Let $X$ be an infinite-dimensional Banach space, and let $Y$ be a banach. Let $T$ be a compact operator from $X$ to $Y$, ie. if $(x_n)$ is a sequence in $X$ then there is a subsequence s.t. $T(x_{n(k)})$ converges. We wish to show that 0 is in the closure of $\{Tx,||x||=1\}$.
I've been working on this problem for a while, and have been entirely unable to solve it without resorting to the spectral theorem, but I've been told there is an elementary solution involving only the fact that we can find a sequence of unit vectors $X$ s.t. that the distance between the elements is greater than or zero (ie. Riesz Lemma).

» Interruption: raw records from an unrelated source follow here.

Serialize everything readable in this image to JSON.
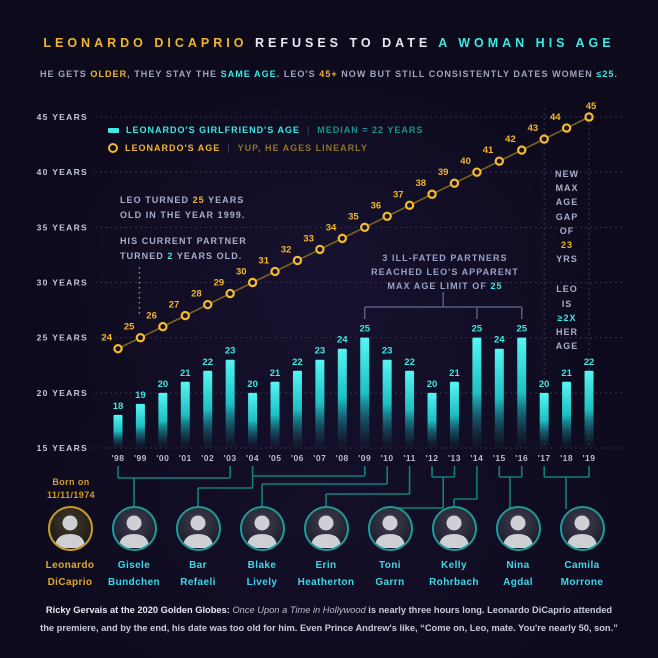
{
  "colors": {
    "gold": "#f0b62f",
    "cyan": "#3ce9e4",
    "bar_top": "#55f6f3",
    "line": "#7a641c",
    "marker": "#f5bb2e",
    "connector": "#11807c",
    "grid": "#30304c",
    "background": "#0d0a1c",
    "axis_text": "#c3c6da",
    "bracket": "#565c86"
  },
  "title": {
    "segments": [
      {
        "t": "LEONARDO DICAPRIO ",
        "c": "gold"
      },
      {
        "t": "REFUSES TO DATE ",
        "c": "white"
      },
      {
        "t": "A WOMAN HIS AGE",
        "c": "cyan"
      }
    ]
  },
  "subtitle": {
    "segments": [
      {
        "t": "HE GETS "
      },
      {
        "t": "OLDER",
        "c": "gold"
      },
      {
        "t": ", THEY STAY THE "
      },
      {
        "t": "SAME AGE",
        "c": "cyan"
      },
      {
        "t": ". LEO'S "
      },
      {
        "t": "45+",
        "c": "gold"
      },
      {
        "t": " NOW BUT STILL CONSISTENTLY DATES WOMEN "
      },
      {
        "t": "≤25",
        "c": "cyan"
      },
      {
        "t": "."
      }
    ]
  },
  "legend": {
    "girlfriend": {
      "label": "LEONARDO'S GIRLFRIEND'S AGE",
      "divider": "|",
      "note": "MEDIAN = 22 YEARS"
    },
    "leo": {
      "label": "LEONARDO'S AGE",
      "divider": "|",
      "note": "YUP, HE AGES LINEARLY"
    }
  },
  "chart_data": {
    "type": "bar+line",
    "categories": [
      "'98",
      "'99",
      "'00",
      "'01",
      "'02",
      "'03",
      "'04",
      "'05",
      "'06",
      "'07",
      "'08",
      "'09",
      "'10",
      "'11",
      "'12",
      "'13",
      "'14",
      "'15",
      "'16",
      "'17",
      "'18",
      "'19"
    ],
    "series": [
      {
        "name": "LEONARDO'S GIRLFRIEND'S AGE",
        "type": "bar",
        "values": [
          18,
          19,
          20,
          21,
          22,
          23,
          20,
          21,
          22,
          23,
          24,
          25,
          23,
          22,
          20,
          21,
          25,
          24,
          25,
          20,
          21,
          22
        ]
      },
      {
        "name": "LEONARDO'S AGE",
        "type": "line",
        "values": [
          24,
          25,
          26,
          27,
          28,
          29,
          30,
          31,
          32,
          33,
          34,
          35,
          36,
          37,
          38,
          39,
          40,
          41,
          42,
          43,
          44,
          45
        ]
      }
    ],
    "yticks": [
      {
        "v": 15,
        "label": "15 YEARS"
      },
      {
        "v": 20,
        "label": "20 YEARS"
      },
      {
        "v": 25,
        "label": "25 YEARS"
      },
      {
        "v": 30,
        "label": "30 YEARS"
      },
      {
        "v": 35,
        "label": "35 YEARS"
      },
      {
        "v": 40,
        "label": "40 YEARS"
      },
      {
        "v": 45,
        "label": "45 YEARS"
      }
    ],
    "ylim": [
      15,
      46
    ],
    "grid": "dashed-horizontal",
    "legend_position": "top-left",
    "median_girlfriend_age": 22
  },
  "annotations": {
    "leo_turned": {
      "lines": [
        [
          {
            "t": "LEO TURNED "
          },
          {
            "t": "25",
            "c": "gold"
          },
          {
            "t": " YEARS"
          }
        ],
        [
          {
            "t": "OLD IN THE YEAR 1999."
          }
        ]
      ]
    },
    "partner_turned": {
      "lines": [
        [
          {
            "t": "HIS CURRENT PARTNER"
          }
        ],
        [
          {
            "t": "TURNED "
          },
          {
            "t": "2",
            "c": "cyan"
          },
          {
            "t": " YEARS OLD."
          }
        ]
      ],
      "pointer_year": "'99"
    },
    "max_age": {
      "lines": [
        [
          {
            "t": "3 ILL-FATED PARTNERS"
          }
        ],
        [
          {
            "t": "REACHED LEO'S APPARENT"
          }
        ],
        [
          {
            "t": "MAX AGE LIMIT OF "
          },
          {
            "t": "25",
            "c": "cyan"
          }
        ]
      ],
      "target_years": [
        "'09",
        "'14",
        "'16"
      ]
    },
    "gap": {
      "words": [
        {
          "t": "NEW"
        },
        {
          "t": "MAX"
        },
        {
          "t": "AGE"
        },
        {
          "t": "GAP"
        },
        {
          "t": "OF"
        },
        {
          "t": "23",
          "c": "gold"
        },
        {
          "t": "YRS"
        },
        {
          "t": ""
        },
        {
          "t": "LEO"
        },
        {
          "t": "IS"
        },
        {
          "t": "≥2X",
          "c": "cyan"
        },
        {
          "t": "HER"
        },
        {
          "t": "AGE"
        }
      ],
      "boundary_years": [
        "'17",
        "'19"
      ]
    }
  },
  "born_on": {
    "line1": "Born on",
    "line2": "11/11/1974"
  },
  "people": [
    {
      "first": "Leonardo",
      "last": "DiCaprio",
      "accent": "gold"
    },
    {
      "first": "Gisele",
      "last": "Bundchen",
      "from": "'98",
      "to": "'03"
    },
    {
      "first": "Bar",
      "last": "Refaeli",
      "from": "'04",
      "to": "'09"
    },
    {
      "first": "Blake",
      "last": "Lively",
      "from": "'10",
      "to": "'10"
    },
    {
      "first": "Erin",
      "last": "Heatherton",
      "from": "'11",
      "to": "'11"
    },
    {
      "first": "Toni",
      "last": "Garrn",
      "from": "'12",
      "to": "'13"
    },
    {
      "first": "Kelly",
      "last": "Rohrbach",
      "from": "'14",
      "to": "'14"
    },
    {
      "first": "Nina",
      "last": "Agdal",
      "from": "'15",
      "to": "'16"
    },
    {
      "first": "Camila",
      "last": "Morrone",
      "from": "'17",
      "to": "'19"
    }
  ],
  "footer": {
    "lines": [
      [
        {
          "t": "Ricky Gervais at the 2020 Golden Globes:",
          "c": "fb"
        },
        {
          "t": "  "
        },
        {
          "t": "Once Upon a Time in Hollywood",
          "c": "it"
        },
        {
          "t": " is nearly three hours long. Leonardo DiCaprio attended"
        }
      ],
      [
        {
          "t": "the premiere, and by the end, his date was too old for him.  Even Prince Andrew's like, “Come on, Leo, mate. You're nearly 50, son.”"
        }
      ]
    ]
  }
}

Suppose you have a continuous linear operator $A\colon X \to Y$ with $X$ and $Y$ as in the question, such that $0$ is not in the (norm) closure of $\{ Ax : \lVert x\rVert_X = 1\}$. Then
$$\delta := \inf \{\lVert Ax\rVert_Y : \lVert x\rVert_X = 1\} > 0.$$
Hence $A$ is injective, and $A$ is an open mapping to $\mathcal{R}(A)$; we have $\delta\lVert x\rVert_X \leqslant \lVert Ax\rVert_Y \leqslant \lVert A\rVert\cdot\lVert x\rVert_X$ for all $x\in X$, so $A^{-1} \colon \mathcal{R}(A) \to X$ is continuous, with $\lVert A^{-1}\rVert = \delta^{-1}$. Therefore $\mathcal{R}(A)$ is a Banach space (if $(Ax_n)$ is a Cauchy sequence in $\mathcal{R}(A)$, then $(x_n)$ is a Cauchy sequence in $X$, hence convergent, $x_n \to x_\ast$, and then $Ax_n \to Ax_\ast$ by the continuity of $A$). Since $A$ is injective, $\mathcal{R}(A)$ is infinite-dimensional. Hence $\overline{A(B_X)}$, which is a neighbourhood of $0$ in $\mathcal{R}(A)$ is not compact (since only finite-dimensional Hausdorff topological vector spaces are locally compact [Riesz]). Therefore $A$ is not compact.